Positions for out of sample documents are estimated by averaging the scores of
the words they contain and re-scaling in an ad-hoc fashion that has
generated some discussion and various alternatives.  The method also offers
standard errors for the out of sample documents (These are
  probably incorrect -- partly because the probability model from they
  would have to be derived is unclear and partly because they can be 
  quite implausible in some applications).

To replicate the example analysis in Laver et al. we begin loading
the test data
```{r}
data(lbg)
```
So we take a look at the word counts we've got to work with
```{r}
as.docword(lbg)
```
and then fit a classic Wordscores model to them.  Assume we know the
positions of document R1 through R5 and wish to scale V1.  

We first separate the reference documents from the virgin document:
```{r}
ref <- getdocs(lbg, 1:5)
vir <- getdocs(lbg, 'V1') 
```
then fit the model using the reference documents
```{r}
ws <- classic.wordscores(ref, scores=seq(-1.5, 1.5, by=0.75))
```
We can summarise the results
```{r}
summary(ws)
```
The summary presents details about the reference documents.  If we want to see the 
wordscores that were generated we look for the model's coefficients
```{r}
coef(ws)
```
which can also be plotted.

We can now get a position for the virgin document
```{r}
predict(ws, newdata=vir)
```
When more than one document is to be predicted, an ad-hoc procedure 
is applied by default to the predicted positions to rescale them to the same
variance as the reference scores.  This may or may not be what you want.

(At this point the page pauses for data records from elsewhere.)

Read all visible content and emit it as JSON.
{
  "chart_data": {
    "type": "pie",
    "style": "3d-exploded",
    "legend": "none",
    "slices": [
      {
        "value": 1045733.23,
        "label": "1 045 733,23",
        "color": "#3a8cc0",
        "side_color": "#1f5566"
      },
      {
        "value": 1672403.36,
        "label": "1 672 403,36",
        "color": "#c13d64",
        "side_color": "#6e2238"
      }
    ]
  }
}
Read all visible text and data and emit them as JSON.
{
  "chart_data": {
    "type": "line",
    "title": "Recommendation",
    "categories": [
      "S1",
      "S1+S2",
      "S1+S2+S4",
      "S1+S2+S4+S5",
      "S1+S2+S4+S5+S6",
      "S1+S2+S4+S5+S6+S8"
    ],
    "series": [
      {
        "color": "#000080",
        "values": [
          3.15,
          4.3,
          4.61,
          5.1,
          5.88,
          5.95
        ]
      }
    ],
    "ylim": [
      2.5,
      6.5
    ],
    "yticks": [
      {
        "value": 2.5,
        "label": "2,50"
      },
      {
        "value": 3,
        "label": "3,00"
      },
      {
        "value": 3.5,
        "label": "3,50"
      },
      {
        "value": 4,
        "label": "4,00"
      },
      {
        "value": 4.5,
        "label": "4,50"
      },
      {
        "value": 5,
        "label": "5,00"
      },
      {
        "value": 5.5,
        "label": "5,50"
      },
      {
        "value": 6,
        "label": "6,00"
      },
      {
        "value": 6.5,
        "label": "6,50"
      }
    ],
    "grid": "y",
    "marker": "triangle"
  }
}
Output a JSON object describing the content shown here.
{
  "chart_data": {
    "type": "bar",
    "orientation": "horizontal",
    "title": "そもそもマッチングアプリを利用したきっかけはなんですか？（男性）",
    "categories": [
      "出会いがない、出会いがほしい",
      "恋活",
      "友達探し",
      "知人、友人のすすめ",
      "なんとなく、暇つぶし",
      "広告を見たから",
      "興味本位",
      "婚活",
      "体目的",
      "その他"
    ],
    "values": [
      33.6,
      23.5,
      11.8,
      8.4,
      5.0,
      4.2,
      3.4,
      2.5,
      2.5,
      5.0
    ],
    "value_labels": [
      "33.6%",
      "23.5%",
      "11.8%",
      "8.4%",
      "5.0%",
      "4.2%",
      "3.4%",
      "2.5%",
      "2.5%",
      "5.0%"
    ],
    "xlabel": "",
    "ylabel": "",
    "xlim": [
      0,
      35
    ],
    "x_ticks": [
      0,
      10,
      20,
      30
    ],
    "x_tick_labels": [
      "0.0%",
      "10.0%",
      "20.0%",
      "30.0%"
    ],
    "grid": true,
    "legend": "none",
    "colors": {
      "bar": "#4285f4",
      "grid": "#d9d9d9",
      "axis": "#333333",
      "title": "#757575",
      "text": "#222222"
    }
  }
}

## Correspondence Analysis

Wordscores approximates correspondence analysis, which is defined for
more than one dimension.  To explore this approach to document scaling
you may find the `ca` or `anacor` packages useful.  A rather limited subset of correspondence analysis is implemented by the MASS package's `corresp` function.  

# References

Laver, Michael, and John Garry. 2000. “Estimating Policy Positions from Political Texts.” American Journal of Political Science 44(3): 619–34.

Lowe, Will. 2008. “Understanding Wordscores.” Political Analysis 16(4): 356–71.

Lowe, Will. 2013. “There’s (basically) Only One Way to Do It.” Paper presented at APSA 2013, Chicago IL. Available at [SSRN](http://papers.ssrn.com/sol3/papers.cfm?abstract_id=2318543).

Monroe, Burt L., and Ko Maeda. 2004. “Talk’s Cheap: Text-Based Estimation of Rhetorical Ideal-Points.”

Moustaki, Irini, and Martin Knott. 2000. “Generalized Latent Trait Models.” Psychometrika 65(3): 391–411.

Slapin, Jonathan B., and Sven-Oliver Proksch. 2008. “A Scaling Model for Estimating Time-Series Party Positions from Texts.” American Journal of Political Science 52(3): 705–22.